A T. S. Eliot Prize–winning collection from one of Ireland's major contemporary poets
PARALLAX: (Astron.) Apparent displacement, or difference in the apparent position, of an object, caused by actual change (or difference) of position of the point of observation. (OED)

In Parallax Sinéad Morrissey documents what is caught, and what is lost, when houses and cityscapes, servants and saboteurs ("the different people who lived in sepia"), are arrested in time by photography (or poetry), subjected to the authority of a particular perspective.
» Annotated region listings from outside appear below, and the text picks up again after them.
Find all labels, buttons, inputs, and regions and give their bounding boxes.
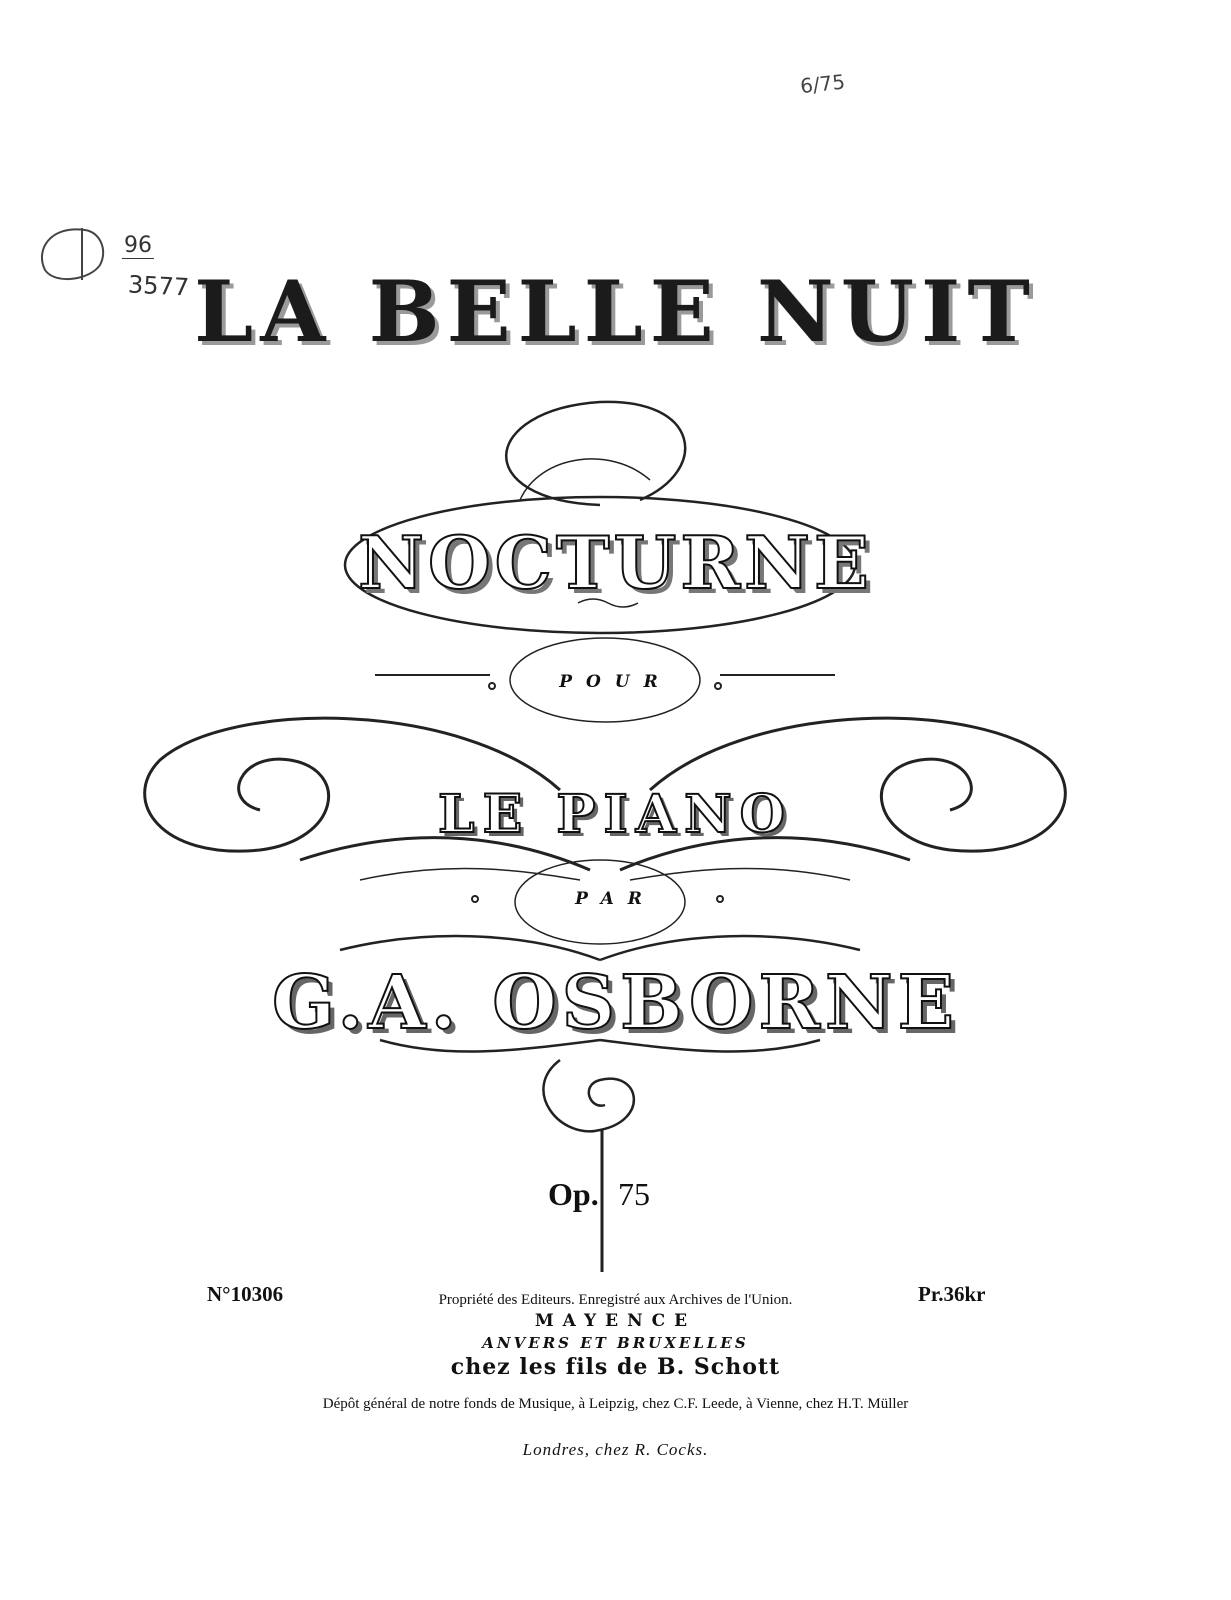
par-label: PAR bbox=[575, 889, 656, 909]
work-title: LA BELLE NUIT bbox=[194, 262, 1037, 361]
flourish-top-loop bbox=[506, 402, 685, 505]
rights-notice: Propriété des Editeurs. Enregistré aux Archives de l'Union. bbox=[438, 1292, 793, 1308]
publisher-name: chez les fils de B. Schott bbox=[450, 1354, 781, 1380]
shelfmark-bottom: 3577 bbox=[127, 270, 190, 302]
handwritten-corner-note: 6/75 bbox=[798, 69, 847, 99]
composer-name: G.A. OSBORNE bbox=[271, 960, 960, 1046]
publisher-city: MAYENCE bbox=[534, 1311, 697, 1331]
publisher-cities: ANVERS ET BRUXELLES bbox=[482, 1334, 749, 1352]
opus-label: Op. bbox=[548, 1176, 599, 1212]
shelfmark-top: 96 bbox=[124, 233, 152, 258]
genre-heading: NOCTURNE bbox=[358, 520, 873, 605]
teardrop-flourish bbox=[543, 1060, 633, 1131]
pour-label: POUR bbox=[559, 672, 672, 692]
depot-notice: Dépôt général de notre fonds de Musique, à Leipzig, chez C.F. Leede, à Vienne, chez H.T. Müller bbox=[322, 1396, 909, 1412]
instrument-heading: LE PIANO bbox=[438, 784, 793, 845]
plate-number: N°10306 bbox=[207, 1282, 284, 1306]
london-agent: Londres, chez R. Cocks. bbox=[522, 1440, 709, 1459]
opus-number: 75 bbox=[618, 1176, 650, 1212]
swash-left-2 bbox=[360, 868, 580, 880]
price: Pr.36kr bbox=[918, 1282, 986, 1306]
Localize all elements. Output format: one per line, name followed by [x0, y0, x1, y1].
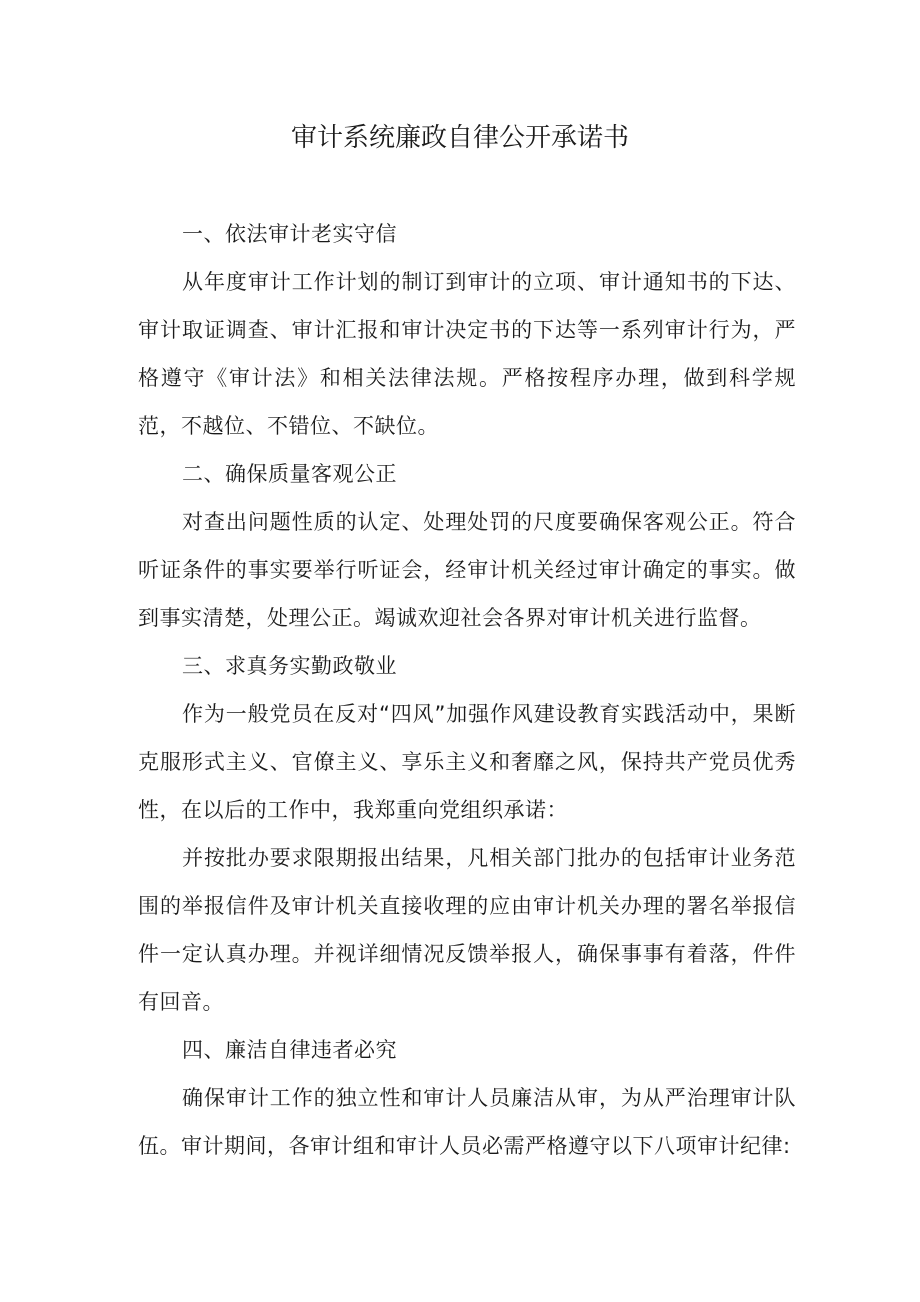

Assured and disquieting, Morrissey's poems explore the paradoxes in what is seen, read, and misread in the surfaces of the presented world.

Sinéad Morrissey

Sinéad Morrissey was born in 1972 and grew up in Belfast. She is the author of five poetry collections: There Was Fire in Vancouver, Between Here and There, The State of the Prisons, Through the Square Window, and Parallax. She has been the recipient of the 2013 T. S. Eliot Prize for Poetry, the Patrick Kavanagh Award, the Irish Times/Poetry Now Award, a Lannan Literary Fellowship, and first prize in the 2007 U.K. National Poetry Competition. She lectures in creative writing at the Seamus Heaney Centre for Poetry at Queen's University in Belfast, and is Belfast's first poet laureate.